45. C'est Moi qui envoie les âmes s'incarner conformément à la loi de l'évolution, et en vérité, Je vous le dis, les influences de ce monde ne modifieront pas Mes plans divins. Car au-delà de toute ambition de pouvoir, Ma volonté s'accomplira.

46. Chaque être humain apporte une mission sur Terre, sa destinée est tracée par le Père, et son âme est ointe par mon amour paternel. C'est en vain que les hommes organisent des cérémonies et bénissent les petits. En vérité, Je vous le dis, à aucun âge de la vie matérielle l'eau ne purifiera l'âme de ses transgressions de ma loi. Et si J'envoie une âme pure de tout péché — de quelle souillure les ecclésiastiques des confessions la purifient-ils alors par le baptême ?

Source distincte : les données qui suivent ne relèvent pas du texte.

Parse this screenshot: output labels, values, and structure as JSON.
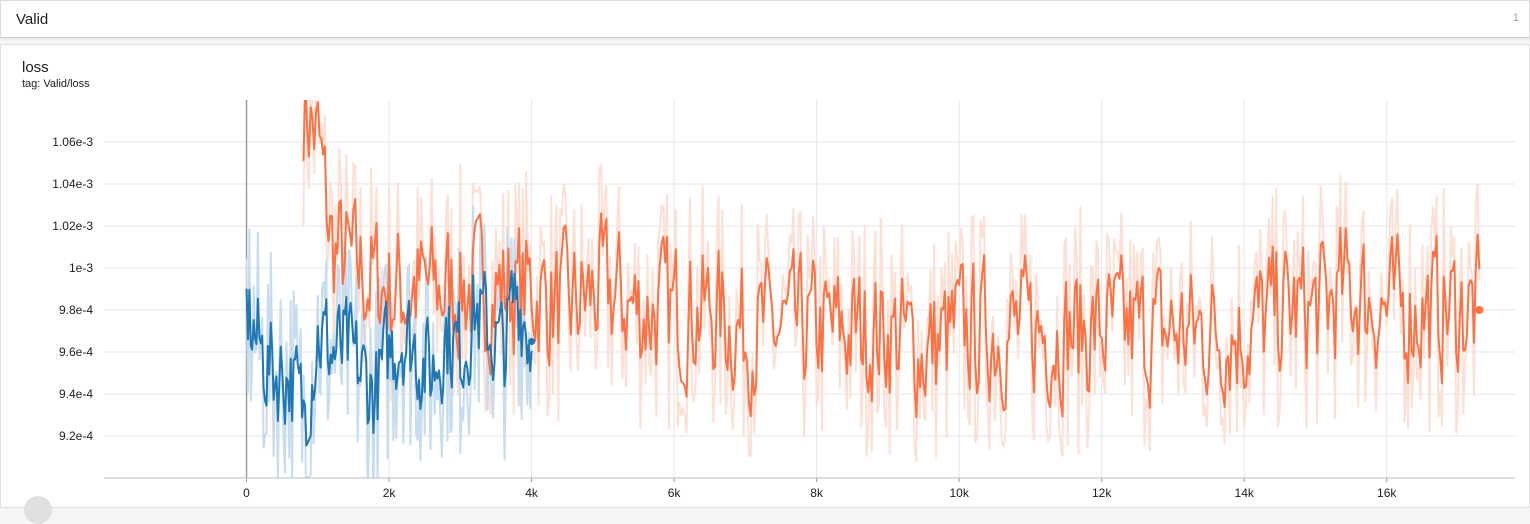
{
  "header": {
    "title": "Valid",
    "count": "1"
  },
  "card": {
    "title": "loss",
    "tag": "tag: Valid/loss"
  },
  "colors": {
    "blue": "#1f77b4",
    "blue_faint": "#c6dcef",
    "orange": "#ff7043",
    "orange_faint": "#fde0d5",
    "grid": "#e6e6e6",
    "zero_line": "#9e9e9e"
  },
  "chart_data": {
    "type": "line",
    "title": "loss",
    "xlabel": "",
    "ylabel": "",
    "xlim": [
      -2000,
      17800
    ],
    "ylim": [
      0.0009,
      0.00108
    ],
    "x_ticks": [
      0,
      2000,
      4000,
      6000,
      8000,
      10000,
      12000,
      14000,
      16000
    ],
    "x_tick_labels": [
      "0",
      "2k",
      "4k",
      "6k",
      "8k",
      "10k",
      "12k",
      "14k",
      "16k"
    ],
    "y_ticks": [
      0.00092,
      0.00094,
      0.00096,
      0.00098,
      0.001,
      0.00102,
      0.00104,
      0.00106
    ],
    "y_tick_labels": [
      "9.2e-4",
      "9.4e-4",
      "9.6e-4",
      "9.8e-4",
      "1e-3",
      "1.02e-3",
      "1.04e-3",
      "1.06e-3"
    ],
    "grid": true,
    "series": [
      {
        "color": "#ff7043",
        "x": [
          800,
          1000,
          1200,
          1500,
          2000,
          2500,
          3000,
          3500,
          4000,
          4500,
          5000,
          5500,
          6000,
          6500,
          7000,
          7500,
          8000,
          8500,
          9000,
          9500,
          10000,
          10500,
          11000,
          11500,
          12000,
          12500,
          13000,
          13500,
          14000,
          14500,
          15000,
          15500,
          16000,
          16500,
          17000,
          17300
        ],
        "smoothed": [
          0.00108,
          0.00106,
          0.00101,
          0.001,
          0.00099,
          0.00099,
          0.00099,
          0.00099,
          0.00099,
          0.00098,
          0.00099,
          0.00098,
          0.00098,
          0.00098,
          0.00097,
          0.00097,
          0.00097,
          0.00097,
          0.00097,
          0.00096,
          0.00097,
          0.00097,
          0.00097,
          0.00097,
          0.00097,
          0.00097,
          0.00097,
          0.00097,
          0.00097,
          0.00098,
          0.00098,
          0.00099,
          0.00098,
          0.00098,
          0.00098,
          0.00098
        ]
      },
      {
        "color": "#1f77b4",
        "x": [
          0,
          200,
          400,
          600,
          800,
          1000,
          1200,
          1400,
          1600,
          1800,
          2000,
          2200,
          2400,
          2600,
          2800,
          3000,
          3200,
          3400,
          3600,
          3800,
          4000
        ],
        "smoothed": [
          0.00098,
          0.00096,
          0.00095,
          0.00095,
          0.00093,
          0.00097,
          0.00096,
          0.00096,
          0.00095,
          0.00094,
          0.00096,
          0.00097,
          0.00096,
          0.00095,
          0.00097,
          0.00096,
          0.00098,
          0.00097,
          0.00096,
          0.00099,
          0.000965
        ]
      }
    ]
  }
}
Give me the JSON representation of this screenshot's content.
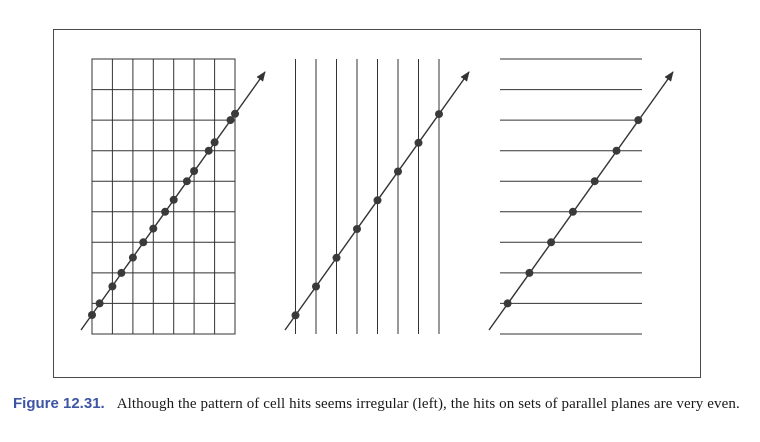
{
  "figure": {
    "label": "Figure 12.31.",
    "caption": "Although the pattern of cell hits seems irregular (left), the hits on sets of parallel planes are very even.",
    "colors": {
      "caption_label": "#3d55a3",
      "lines": "#333333",
      "dots": "#3a3a3a"
    },
    "panels": [
      {
        "name": "grid-panel",
        "grid": "vertical-and-horizontal"
      },
      {
        "name": "vertical-planes-panel",
        "grid": "vertical"
      },
      {
        "name": "horizontal-planes-panel",
        "grid": "horizontal"
      }
    ]
  }
}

47. Il est temps que vous compreniez que l'origine de l'homme n'est pas le péché, mais que sa naissance est le résultat de l'accomplissement d'une loi de la nature, une loi que non seulement l'homme accomplit, mais toutes les créatures qui composent la nature. Remarquez que j'ai dit « l'homme » et non « son âme ». L'homme a mon pouvoir de créer des êtres qui lui ressemblent ; les âmes, cependant, ne proviennent que de Moi.

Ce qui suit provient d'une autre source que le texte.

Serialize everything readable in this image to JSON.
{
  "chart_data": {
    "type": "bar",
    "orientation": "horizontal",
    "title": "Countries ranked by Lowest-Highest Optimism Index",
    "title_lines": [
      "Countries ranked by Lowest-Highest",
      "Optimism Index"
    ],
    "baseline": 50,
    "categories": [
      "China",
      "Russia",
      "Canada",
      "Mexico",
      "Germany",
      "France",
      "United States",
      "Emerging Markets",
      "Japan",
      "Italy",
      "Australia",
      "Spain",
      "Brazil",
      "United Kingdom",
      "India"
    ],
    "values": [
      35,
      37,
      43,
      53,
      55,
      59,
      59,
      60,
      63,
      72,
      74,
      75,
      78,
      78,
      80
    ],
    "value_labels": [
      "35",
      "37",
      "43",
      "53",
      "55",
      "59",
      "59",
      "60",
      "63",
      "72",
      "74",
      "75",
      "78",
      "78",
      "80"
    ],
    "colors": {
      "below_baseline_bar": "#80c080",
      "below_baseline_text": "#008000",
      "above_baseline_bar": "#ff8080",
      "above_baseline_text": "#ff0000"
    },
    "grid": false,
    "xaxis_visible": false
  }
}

48. Grandir et se multiplier est une loi universelle. Les étoiles sont issues d'autres étoiles plus grandes, tout comme la graine s'est multipliée, et Je n'ai jamais dit qu'elles avaient péché ou offensé le Créateur par ce fait. Pourquoi devriez-vous alors être considérés comme des pécheurs pour avoir accompli ce commandement divin ? Comprenez que l'accomplissement de la loi ne peut jamais souiller l'homme.

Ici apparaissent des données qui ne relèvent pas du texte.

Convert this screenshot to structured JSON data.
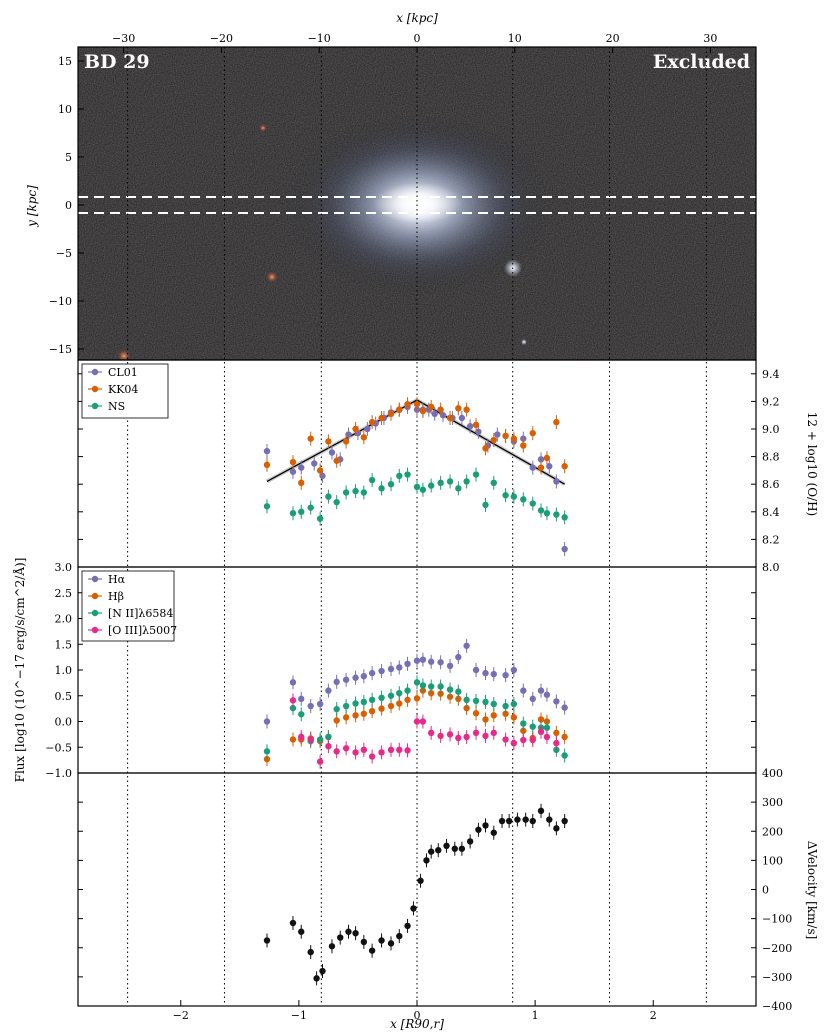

49. Ce qui souille l'homme et éloigne l'âme du chemin de l'évolution, ce sont les passions basses : la débauche, le vice, la luxure, car tout cela est contraire à la loi.

50. Étudiez et cherchez jusqu'à ce que vous trouviez la vérité. Alors, vous ne qualifierez plus de péché les commandements du Créateur de la vie et vous sanctifierez l'existence de vos enfants par l'exemple de vos bonnes œuvres. (37, 18-23)

Commémoration des morts

51. Les hommes s'attachent à leurs traditions et à leurs coutumes. Il est compréhensible qu'ils gardent un souvenir indélébile des personnes dont ils ont mis le corps en terre, et qu'ils soient attirés par le lieu où ils ont enterré leurs restes. Mais s'ils s'immergeaient dans le sens véritable de la vie matérielle, ils reconnaîtraient que ce corps, lors de sa dissolution, atome par atome, retourne aux royaumes de la nature dont il a été formé, et que la vie continue à se déployer.

52. Mais l'homme, faute d'avoir étudié le spirituel, a de tout temps créé une succession de cultes fanatiques voués au corps. Il tente de rendre la vie matérielle impérissable et oublie l'âme, qui est en vérité ce qui possède la vie éternelle. Combien ils sont encore loin de comprendre la vie spirituelle !

53. Vous comprenez maintenant qu'il est inutile d'apporter des offrandes dans ces lieux où une pierre tombale, qui exprime la « mort », devrait plutôt exprimer la « dissolution et la vie » ; car là, la nature est en pleine floraison, là se trouve la terre, ce sein fertile et inépuisable des créatures et des formes de vie.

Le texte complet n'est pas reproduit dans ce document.